Government urged to support NE England’s green energy potential
Chamber members Northumbrian Water, EDF Energy, and Lynemouth Power, a biomass facility, all contributed to the Chamber report. Expertise from these three companies included generating power from waste and biomass, including treated sewage.
The detailed report being sent by the Chamber to the Department for Business Energy and Industrial Strategy sets out clearly where and how the North East could use new and developing technologies to attract substantial investment.
“We have an unrivalled base on which to build a global energy sector right across our region,” said Rachel Anderson, Chamber assistant director of policy. “However, there is an urgent requirement for the government to set out a comprehensive and funded plan for replacing ageing energy generation capacity.”

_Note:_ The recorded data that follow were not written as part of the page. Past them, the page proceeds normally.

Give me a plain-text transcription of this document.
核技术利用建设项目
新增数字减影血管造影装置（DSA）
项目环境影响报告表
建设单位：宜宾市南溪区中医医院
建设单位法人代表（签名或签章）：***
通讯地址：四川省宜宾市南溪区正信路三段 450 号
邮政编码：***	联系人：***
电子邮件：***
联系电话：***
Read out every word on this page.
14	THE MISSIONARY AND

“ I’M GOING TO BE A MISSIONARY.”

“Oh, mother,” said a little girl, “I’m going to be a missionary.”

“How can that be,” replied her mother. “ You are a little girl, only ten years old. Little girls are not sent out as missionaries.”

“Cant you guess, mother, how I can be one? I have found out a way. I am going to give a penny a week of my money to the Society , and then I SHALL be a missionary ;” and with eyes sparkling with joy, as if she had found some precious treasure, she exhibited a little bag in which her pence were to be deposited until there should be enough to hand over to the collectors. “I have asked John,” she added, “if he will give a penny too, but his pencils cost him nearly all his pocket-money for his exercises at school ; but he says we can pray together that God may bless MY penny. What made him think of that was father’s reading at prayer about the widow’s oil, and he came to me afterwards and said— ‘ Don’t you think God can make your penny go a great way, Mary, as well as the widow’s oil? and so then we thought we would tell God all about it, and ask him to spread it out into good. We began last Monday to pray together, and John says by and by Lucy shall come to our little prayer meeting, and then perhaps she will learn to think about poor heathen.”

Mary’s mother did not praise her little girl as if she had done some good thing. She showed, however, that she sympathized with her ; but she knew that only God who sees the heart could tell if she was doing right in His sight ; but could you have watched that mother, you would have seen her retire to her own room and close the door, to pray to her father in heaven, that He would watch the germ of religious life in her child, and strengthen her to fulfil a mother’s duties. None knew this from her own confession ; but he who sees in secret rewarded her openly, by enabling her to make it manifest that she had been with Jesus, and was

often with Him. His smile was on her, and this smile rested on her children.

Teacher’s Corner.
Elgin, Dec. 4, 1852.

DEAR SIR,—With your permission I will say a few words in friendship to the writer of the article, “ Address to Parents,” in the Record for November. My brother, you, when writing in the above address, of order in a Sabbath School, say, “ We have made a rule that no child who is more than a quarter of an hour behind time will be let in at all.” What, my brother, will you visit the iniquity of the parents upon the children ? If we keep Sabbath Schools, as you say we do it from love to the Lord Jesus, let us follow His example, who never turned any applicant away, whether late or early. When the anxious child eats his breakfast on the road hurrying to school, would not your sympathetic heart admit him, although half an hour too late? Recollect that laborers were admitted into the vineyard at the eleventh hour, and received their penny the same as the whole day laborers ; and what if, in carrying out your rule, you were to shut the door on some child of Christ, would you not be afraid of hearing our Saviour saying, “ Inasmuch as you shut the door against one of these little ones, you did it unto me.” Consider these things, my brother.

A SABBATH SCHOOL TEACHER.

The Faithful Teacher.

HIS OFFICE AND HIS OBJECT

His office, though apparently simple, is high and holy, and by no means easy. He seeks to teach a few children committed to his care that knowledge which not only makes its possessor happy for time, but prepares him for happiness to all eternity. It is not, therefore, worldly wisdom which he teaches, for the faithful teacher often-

Graham Southall, Northumbrian Water’s group commercial director, commented: “We are proud to be the first and only water company in the country to use 100% of our sewage sludge to generate renewable energy through our green power stations at Howdon and Bran Sands, and to have England’s first hydroelectric plant of its kind at Kielder.”
Anderson added: “The logistics sector is also of prime importance to us developing our energy sector and well-equipped deep ports on the Tyne and Tees with proximity to the Dogger Array mean that industrial clusters have developed well.
“We now need a government strategy to give certainty to investors so they know our future plans as a country and direction of travel in this fundamentally important industry.”